Slipmami, natural de Duque de Caxias (RJ) e sucesso nas redes sociais, também vê melhoras. Ainda tímidas.
“Algumas coisas avançaram, sim, mas passinhos de tartaruga... Eu vejo um mercado que, para as mulheres, ainda é muito hostil. Às vezes, é meio como se as próprias mulheres protegessem o que elas já conquistaram. Acho que falta esse espaço para virem outras artistas mulheres e terem chance na cena também”, analisa.
Chance e oportunidades iguais. Mulheres e homens nem de longe recebem os mesmos cachês.
“No geral, é uma indústria que precisa, ainda, galgar alguns degraus para se tornar uma máquina de fazer dinheiro que nem é lá fora. Acho que a meta é essa: transformar o rap nacional em uma máquina de fazer dinheiro, como nos Estados Unidos. E isso está rolando já para alguns caras aqui no Brasil, mas, pra mulher, não. Faltam muitas coisas, mas, em comparação ao que era 5 anos atrás, já está bem melhor”, descreve Slipmami.
Souto MC, paulistana da Penha com mais de uma década de carreira, arremata:
“De fato, existe uma mudança de perspectiva, uma mudança de postura (desde o início da carreira)... que parte das mulheres. E justamente por partir somente de nós é que essas mudanças acontecem de forma mais lenta, de menor proporção. Tendo em vista o que o rap representa hoje em termos de lugares a que ele chegou, se nós tivéssemos esse impulso partindo de homens de grandes indústrias, isso seria muito maior do que é hoje.”
KING Saints, conterrânea de Slipmami, participou do Songcamp Por Elas que Fazem a Música de 2024 e já compôs para nomes como Luísa Sonza e IZA. Hoje, ela trilha a carreira solo e reforça o ponto:
O Songcamp Por Elas que Fazem a Música é uma iniciativa da UBC para incentivar a criação e cooperação entre mulheres criadoras. Em 2024, 10 mulheres se reuniram no estúdio Sonastério, em Minas Gerais, com a meta de criar uma canção durante o encontro. Os episódios estão disponíveis no canal do YouTube da UBC.
“Quando a gente decide estar no rap e fazer parte do movimento hip hop, estar em um movimento periférico, de raiz negra, a gente sabe que vai ter aí várias barreiras a enfrentar. Estando como mulher, então, é mais uma barreira que a gente tem que enfrentar ali, tanto interna quanto externamente.”
Souto traz uma reflexão forte:
“Pura e simplesmente o óbvio precisa ser dito. Por exemplo: ‘Estou indo ao seu estúdio para trabalhar, não estou indo ao seu estúdio pra transar com você.
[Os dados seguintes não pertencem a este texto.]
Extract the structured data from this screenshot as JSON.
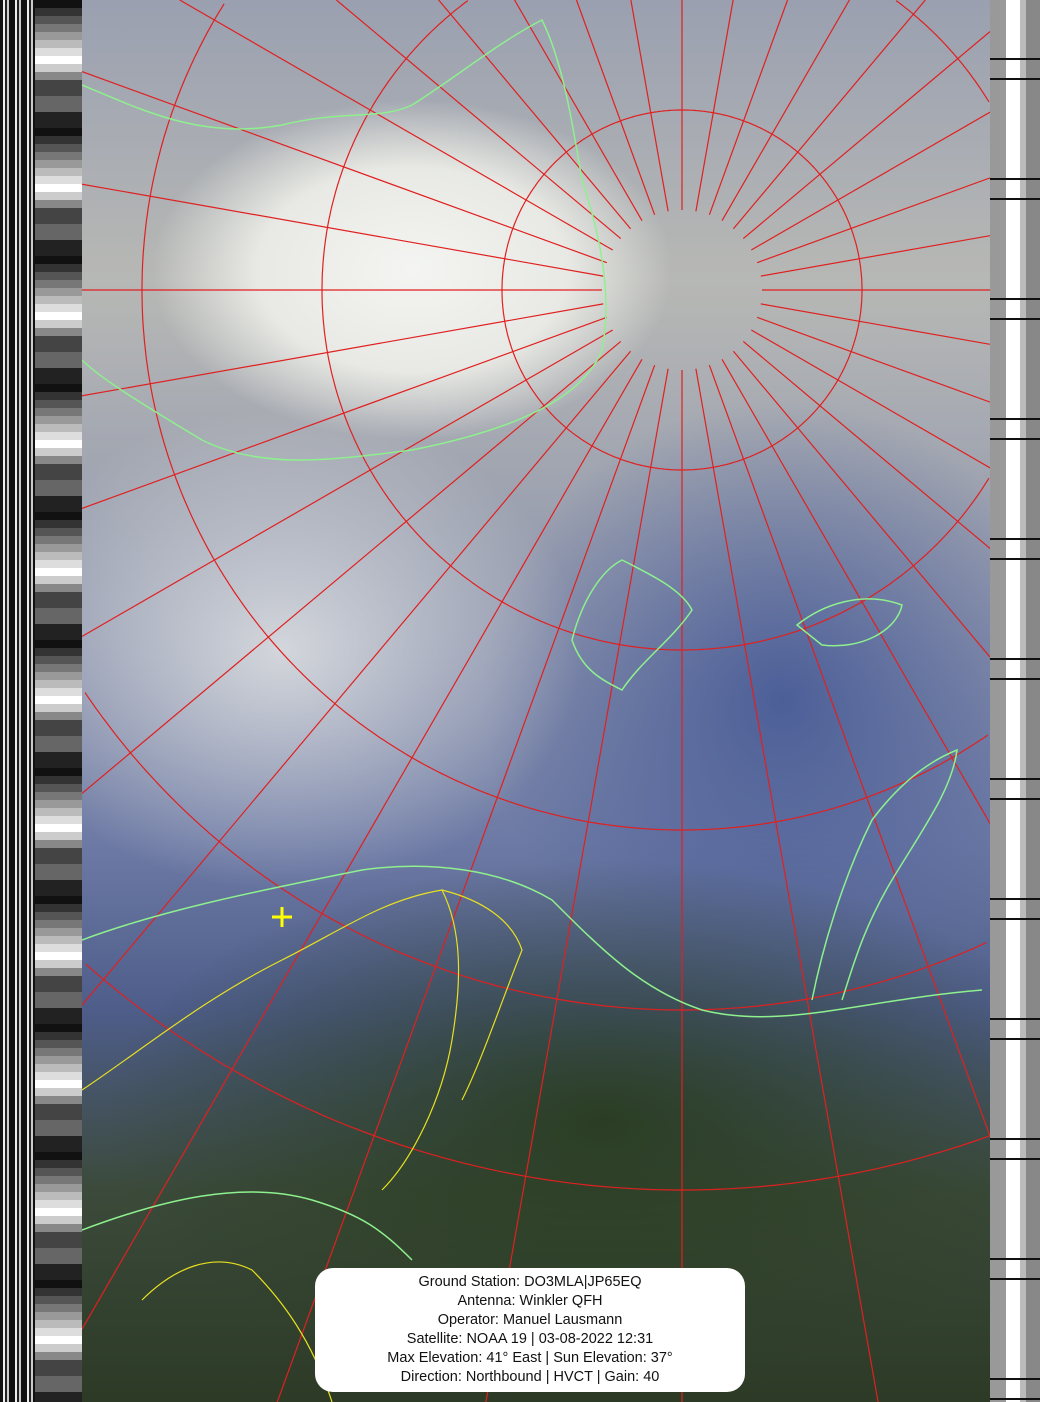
{
  "info_box": {
    "ground_station": "Ground Station: DO3MLA|JP65EQ",
    "antenna": "Antenna: Winkler QFH",
    "operator": "Operator: Manuel Lausmann",
    "satellite": "Satellite: NOAA 19 | 03-08-2022 12:31",
    "elevation": "Max Elevation: 41° East | Sun Elevation: 37°",
    "direction": "Direction: Northbound | HVCT | Gain: 40"
  },
  "colors": {
    "grid": "#e02020",
    "coastline": "#8ef08e",
    "borders": "#e8e020",
    "marker": "#ffff00"
  }
}
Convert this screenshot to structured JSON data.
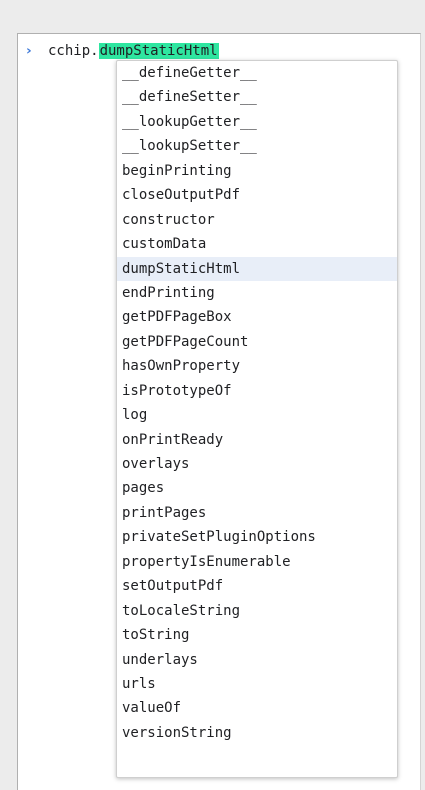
{
  "console": {
    "prompt_icon": "chevron-right-icon",
    "typed": "cchip.",
    "completion": "dumpStaticHtml",
    "completion_highlight_color": "#2ee6a0",
    "prompt_color": "#3c78d8"
  },
  "autocomplete": {
    "selected_index": 8,
    "selected_bg": "#e8eef8",
    "items": [
      "__defineGetter__",
      "__defineSetter__",
      "__lookupGetter__",
      "__lookupSetter__",
      "beginPrinting",
      "closeOutputPdf",
      "constructor",
      "customData",
      "dumpStaticHtml",
      "endPrinting",
      "getPDFPageBox",
      "getPDFPageCount",
      "hasOwnProperty",
      "isPrototypeOf",
      "log",
      "onPrintReady",
      "overlays",
      "pages",
      "printPages",
      "privateSetPluginOptions",
      "propertyIsEnumerable",
      "setOutputPdf",
      "toLocaleString",
      "toString",
      "underlays",
      "urls",
      "valueOf",
      "versionString"
    ]
  }
}
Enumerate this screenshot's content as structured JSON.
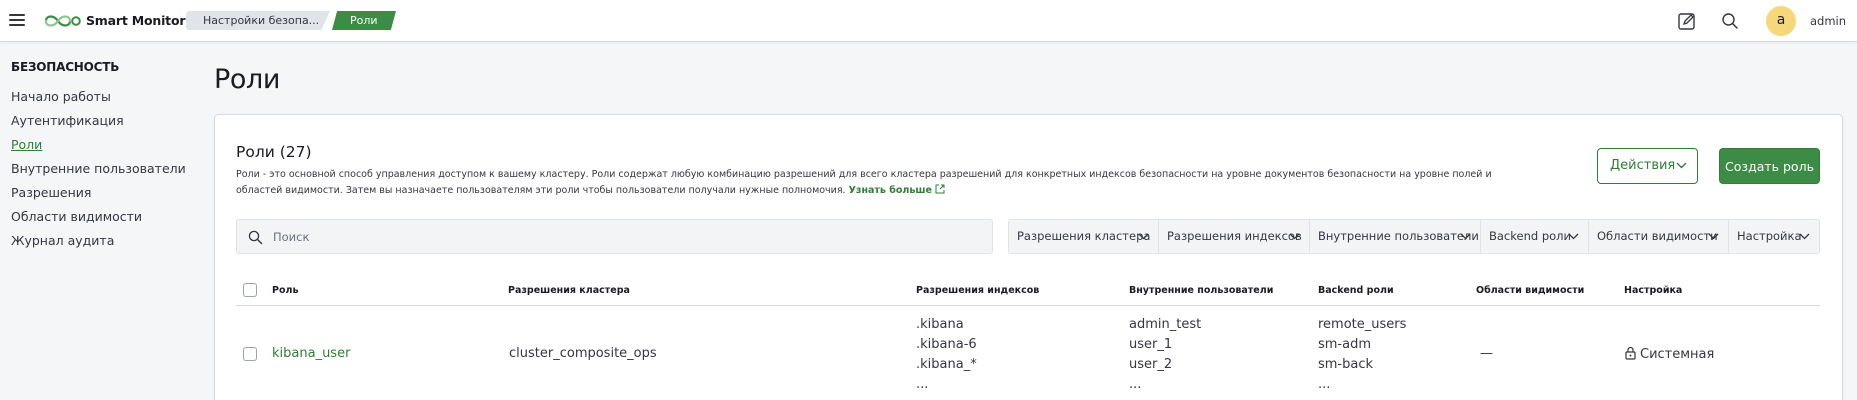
{
  "topbar": {
    "app_name": "Smart Monitor",
    "breadcrumbs": [
      "Настройки безопа...",
      "Роли"
    ],
    "avatar_letter": "a",
    "username": "admin"
  },
  "sidebar": {
    "title": "БЕЗОПАСНОСТЬ",
    "items": [
      {
        "label": "Начало работы",
        "active": false
      },
      {
        "label": "Аутентификация",
        "active": false
      },
      {
        "label": "Роли",
        "active": true
      },
      {
        "label": "Внутренние пользователи",
        "active": false
      },
      {
        "label": "Разрешения",
        "active": false
      },
      {
        "label": "Области видимости",
        "active": false
      },
      {
        "label": "Журнал аудита",
        "active": false
      }
    ]
  },
  "page": {
    "title": "Роли"
  },
  "panel": {
    "title": "Роли (27)",
    "description": "Роли - это основной способ управления доступом к вашему кластеру. Роли содержат любую комбинацию разрешений для всего кластера разрешений для конкретных индексов безопасности на уровне документов безопасности на уровне полей и областей видимости. Затем вы назначаете пользователям эти роли чтобы пользователи получали нужные полномочия.",
    "learn_more": "Узнать больше",
    "actions_label": "Действия",
    "create_label": "Создать роль",
    "search_placeholder": "Поиск",
    "filters": [
      "Разрешения кластера",
      "Разрешения индексов",
      "Внутренние пользователи",
      "Backend роли",
      "Области видимости",
      "Настройка"
    ]
  },
  "table": {
    "headers": [
      "Роль",
      "Разрешения кластера",
      "Разрешения индексов",
      "Внутренние пользователи",
      "Backend роли",
      "Области видимости",
      "Настройка"
    ],
    "rows": [
      {
        "role": "kibana_user",
        "cluster_permissions": "cluster_composite_ops",
        "index_permissions": [
          ".kibana",
          ".kibana-6",
          ".kibana_*",
          "..."
        ],
        "internal_users": [
          "admin_test",
          "user_1",
          "user_2",
          "..."
        ],
        "backend_roles": [
          "remote_users",
          "sm-adm",
          "sm-back",
          "..."
        ],
        "scopes": "—",
        "setting": "Системная"
      }
    ]
  },
  "colors": {
    "accent": "#3d8c45",
    "link": "#2f7d36",
    "avatar": "#f5d87a"
  },
  "icons": [
    "menu-icon",
    "infinity-logo-icon",
    "edit-icon",
    "search-icon",
    "external-link-icon",
    "chevron-down-icon",
    "lock-icon"
  ]
}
Não estou interessada em ficar com você, porque a partir daí a minha música pode alcançar lugares...’”
A COLETIVIDADE IMPORTA
KING Saints
Na batalha há já 15 anos, apesar de ter apenas 21, Soffia credita ao rap tudo o que o conquistou na carreira:
“Pra mim, é aprendizado: o rap é minha creche, minha escola, minha faculdade... mudando minha forma de rimar e entender mais sobre o movimento. Muita coisa mudou: o público foi envelhecendo comigo, fui conquistando novos públicos. Sempre vivendo do movimento hip hop.”
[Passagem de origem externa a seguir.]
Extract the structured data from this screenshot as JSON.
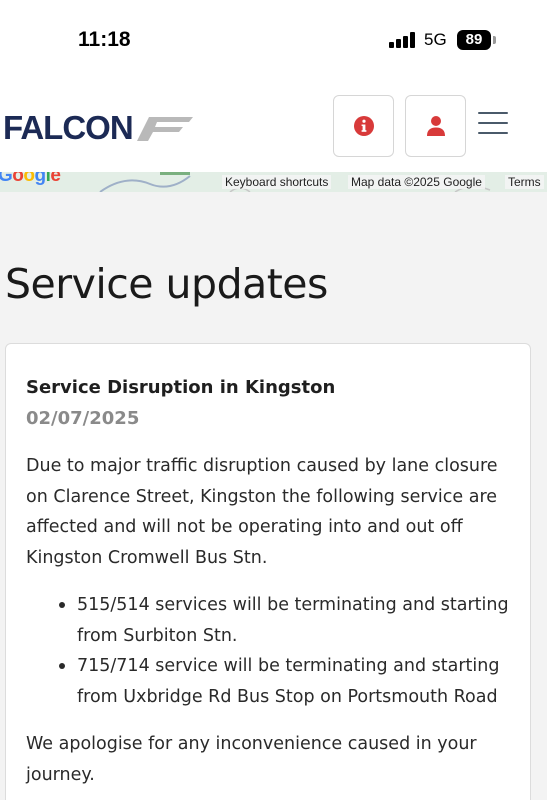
{
  "status": {
    "time": "11:18",
    "network": "5G",
    "battery": "89"
  },
  "header": {
    "logo_text": "FALCON",
    "icons": [
      "info-icon",
      "account-icon",
      "hamburger-menu-icon"
    ],
    "accent_color": "#d83a3a",
    "brand_color": "#1c2a55"
  },
  "map": {
    "logo": "Google",
    "keyboard_shortcuts": "Keyboard shortcuts",
    "map_data": "Map data ©2025 Google",
    "terms": "Terms"
  },
  "page": {
    "title": "Service updates"
  },
  "update": {
    "title": "Service Disruption in Kingston",
    "date": "02/07/2025",
    "intro": "Due to major traffic disruption caused by lane closure on Clarence Street, Kingston the following service are affected and will not be operating into and out off Kingston Cromwell Bus Stn.",
    "bullets": [
      "515/514 services will be terminating and starting from Surbiton Stn.",
      "715/714 service will be terminating and starting from Uxbridge Rd Bus Stop on Portsmouth Road"
    ],
    "closing": "We apologise for any inconvenience caused in your journey."
  }
}
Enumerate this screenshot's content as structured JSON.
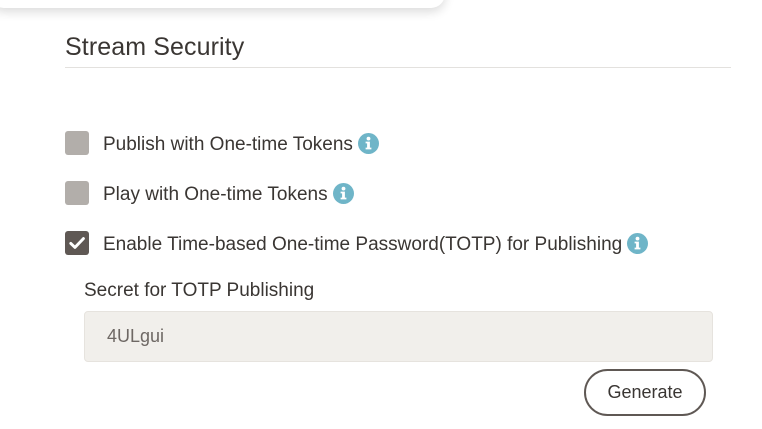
{
  "section": {
    "title": "Stream Security"
  },
  "options": [
    {
      "label": "Publish with One-time Tokens",
      "checked": false,
      "info_icon": "info-circle-icon"
    },
    {
      "label": "Play with One-time Tokens",
      "checked": false,
      "info_icon": "info-circle-icon"
    },
    {
      "label": "Enable Time-based One-time Password(TOTP) for Publishing",
      "checked": true,
      "info_icon": "info-circle-icon"
    }
  ],
  "totp": {
    "secret_label": "Secret for TOTP Publishing",
    "secret_value": "4ULgui",
    "generate_label": "Generate"
  },
  "colors": {
    "text": "#3a3633",
    "checkbox_unchecked": "#b2aeaa",
    "checkbox_checked": "#5f5854",
    "info_icon": "#6fb5c8",
    "input_background": "#f1efeb"
  }
}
A importância da coletividade para o rap é reforçada por Slipmami, que enfatiza o quanto o movimento é relevante para a cultura negra brasileira:
“Ter essa cultura (hip hop) aqui no Brasil é muito importante. O Brasil é um país muito racista, e eu gosto de estar nesse movimento até mesmo pra tentar espalhar um exemplo positivo pra outras 'minas' pretas. Até pelo rap ser da cultura preta... eu gosto muito disso.”
PRA ONDE ELAS VÃO?
Diante de um cenário desafiador como o posto para as rappers, o que pode ser feito? Por onde começar mudanças duradouras que fortaleçam de fato as mulheres em seus trabalhos e suas lutas?
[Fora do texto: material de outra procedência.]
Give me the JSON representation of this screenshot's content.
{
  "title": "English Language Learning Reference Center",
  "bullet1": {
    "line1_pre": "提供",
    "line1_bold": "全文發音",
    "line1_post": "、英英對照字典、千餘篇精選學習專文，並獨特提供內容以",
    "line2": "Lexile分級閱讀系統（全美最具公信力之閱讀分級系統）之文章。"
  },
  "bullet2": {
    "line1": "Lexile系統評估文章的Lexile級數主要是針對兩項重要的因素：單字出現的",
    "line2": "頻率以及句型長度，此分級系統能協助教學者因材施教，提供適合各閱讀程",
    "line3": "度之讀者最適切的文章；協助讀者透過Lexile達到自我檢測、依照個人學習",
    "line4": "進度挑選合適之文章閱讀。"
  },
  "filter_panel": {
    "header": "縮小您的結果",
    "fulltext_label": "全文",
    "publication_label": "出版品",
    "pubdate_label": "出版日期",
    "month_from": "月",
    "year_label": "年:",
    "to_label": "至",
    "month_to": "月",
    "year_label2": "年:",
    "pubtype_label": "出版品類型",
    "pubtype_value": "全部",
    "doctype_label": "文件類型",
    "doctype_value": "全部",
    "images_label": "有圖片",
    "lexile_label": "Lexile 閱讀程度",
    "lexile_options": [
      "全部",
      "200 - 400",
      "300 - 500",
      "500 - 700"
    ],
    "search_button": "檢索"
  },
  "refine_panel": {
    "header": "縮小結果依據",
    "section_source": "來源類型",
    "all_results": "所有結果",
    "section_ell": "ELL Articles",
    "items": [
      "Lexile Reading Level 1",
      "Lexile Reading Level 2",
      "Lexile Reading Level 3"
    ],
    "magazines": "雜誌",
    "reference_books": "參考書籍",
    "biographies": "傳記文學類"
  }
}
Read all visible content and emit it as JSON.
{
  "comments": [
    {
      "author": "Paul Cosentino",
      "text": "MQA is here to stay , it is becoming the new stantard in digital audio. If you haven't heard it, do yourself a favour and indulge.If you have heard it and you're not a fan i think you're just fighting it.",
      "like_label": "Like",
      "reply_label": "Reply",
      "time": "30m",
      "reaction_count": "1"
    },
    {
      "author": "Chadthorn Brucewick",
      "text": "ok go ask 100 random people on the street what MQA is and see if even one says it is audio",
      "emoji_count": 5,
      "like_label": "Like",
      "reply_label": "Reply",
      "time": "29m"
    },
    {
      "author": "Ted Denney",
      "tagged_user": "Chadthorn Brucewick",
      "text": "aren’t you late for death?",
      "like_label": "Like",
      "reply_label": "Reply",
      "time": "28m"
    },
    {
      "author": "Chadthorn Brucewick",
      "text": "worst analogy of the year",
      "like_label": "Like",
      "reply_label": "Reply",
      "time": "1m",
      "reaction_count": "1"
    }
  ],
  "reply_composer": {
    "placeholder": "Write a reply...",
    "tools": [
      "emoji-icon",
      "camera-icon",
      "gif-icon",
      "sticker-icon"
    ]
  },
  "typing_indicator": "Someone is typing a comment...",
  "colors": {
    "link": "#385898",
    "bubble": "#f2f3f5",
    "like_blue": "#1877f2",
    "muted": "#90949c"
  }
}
Na visão de MC Soffia, para que mais mulheres estejam no rap é necessário haver mais investimento em diversas frentes:
“Tem que existir cada vez mais investimento: em oficinas, em Fábricas de Cultura. Investir na periferia mesmo. Também (o rap) estar nas escolas, nos livros didáticos... É um trabalho de base importante. É importante também as mulheres se unirem e os homens chamarem mulheres pros feats e festivais.”
As Fábricas de Cultura são espaços de acesso gratuito que promovem diversas atividades artísticas em São Paulo, gerenciadas pela Secretaria de Cultura do estado. Criadas com o objetivo de ampliar o conhecimento cultural por meio da interação com a comunidade, as Fábricas oferecem uma programação cultural diversificada para a população.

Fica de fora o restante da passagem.